Sunday, March 2, 2014

Is the Reading Eagle outsourcing its investigative reporting?

Who is Jacob Klinger?

The “correspondent” wrote a long, investigative article for the Reading Eagle about Andrew Haines, co-owner of indoor football and soccer teams that play in Reading’s downtown arena.

The subheadline: “Co-owner of indoor soccer and football teams has a history of running short-lived franchises that leave legal troubles, unpaid debts in their wake."

[The story was the big Sunday-morning front-page eye-ball grabber, but on the Eagle website, it’s oddly 20 stories down in the “Berks” section, just below the week’s PennDOT projects, and nowhere on the homepage. Either somebody has no clue how to manage the site, or the paper’s trying to bury the story!?!?]

I can’t remember the last time the major Berks County newspaper ran a story putting somebody in a less-than-favorable-light, other than people charged with crimes.
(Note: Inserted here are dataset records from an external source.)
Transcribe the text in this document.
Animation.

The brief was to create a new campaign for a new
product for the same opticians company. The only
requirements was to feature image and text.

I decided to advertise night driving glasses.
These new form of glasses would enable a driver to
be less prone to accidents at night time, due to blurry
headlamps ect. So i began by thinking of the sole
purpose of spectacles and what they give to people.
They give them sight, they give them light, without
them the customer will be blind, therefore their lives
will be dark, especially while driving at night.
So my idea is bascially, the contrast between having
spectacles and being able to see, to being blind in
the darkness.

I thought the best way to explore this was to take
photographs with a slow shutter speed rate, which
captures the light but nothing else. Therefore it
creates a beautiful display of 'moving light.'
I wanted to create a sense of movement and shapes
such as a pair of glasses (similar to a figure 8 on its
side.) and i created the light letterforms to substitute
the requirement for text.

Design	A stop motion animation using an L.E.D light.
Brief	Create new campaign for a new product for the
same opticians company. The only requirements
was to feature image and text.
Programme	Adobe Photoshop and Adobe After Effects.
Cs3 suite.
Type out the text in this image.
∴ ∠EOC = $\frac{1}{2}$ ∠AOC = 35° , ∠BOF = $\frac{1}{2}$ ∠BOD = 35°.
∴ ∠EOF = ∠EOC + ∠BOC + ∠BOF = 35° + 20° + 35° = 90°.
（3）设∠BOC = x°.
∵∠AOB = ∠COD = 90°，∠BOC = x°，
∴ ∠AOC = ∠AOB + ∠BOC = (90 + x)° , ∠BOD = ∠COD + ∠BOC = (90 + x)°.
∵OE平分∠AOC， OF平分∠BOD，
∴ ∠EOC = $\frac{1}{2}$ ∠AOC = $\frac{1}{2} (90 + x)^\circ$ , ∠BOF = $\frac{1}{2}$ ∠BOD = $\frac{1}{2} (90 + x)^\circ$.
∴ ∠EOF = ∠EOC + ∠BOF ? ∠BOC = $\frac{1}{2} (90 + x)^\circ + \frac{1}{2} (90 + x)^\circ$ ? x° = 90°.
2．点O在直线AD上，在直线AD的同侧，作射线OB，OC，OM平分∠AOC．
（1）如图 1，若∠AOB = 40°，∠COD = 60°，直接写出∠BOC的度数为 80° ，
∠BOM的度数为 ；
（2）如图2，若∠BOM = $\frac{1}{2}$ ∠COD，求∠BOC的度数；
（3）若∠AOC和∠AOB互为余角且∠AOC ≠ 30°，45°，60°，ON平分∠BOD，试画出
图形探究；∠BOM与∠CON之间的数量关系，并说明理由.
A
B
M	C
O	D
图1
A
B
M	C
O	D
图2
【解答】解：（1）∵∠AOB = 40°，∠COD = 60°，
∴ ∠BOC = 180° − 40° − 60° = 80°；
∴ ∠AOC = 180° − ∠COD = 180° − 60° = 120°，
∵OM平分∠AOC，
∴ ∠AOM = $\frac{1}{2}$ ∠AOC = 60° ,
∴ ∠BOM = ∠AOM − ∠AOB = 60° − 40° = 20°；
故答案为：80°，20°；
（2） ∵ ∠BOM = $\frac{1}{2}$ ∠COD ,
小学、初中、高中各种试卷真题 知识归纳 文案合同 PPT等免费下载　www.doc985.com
Did Klinger pitch his story to the Eagle? Is the Eagle accepting story ideas from non-staffers?

Or did the Eagle hire him to write the story? Is the local newspaper outsourcing its reporting?

I know on-staff reporters like Mike Urban, Dan Kelly and Jason Brudereck have the chops to dig into stories like the one about the indoor-team owner. Dan had agood one about electricity customers getting screwed by variable pricing.

I bet they'd love to write juicier stories than they do, and the Berks paper of record has a duty to keep a stable of well-trained, experienced reporters.

This is another example of how the newspaper is opaque about how it covers our community.

I bet most papers would have added a little sidebar about who the heck Klinger is and how they got the story.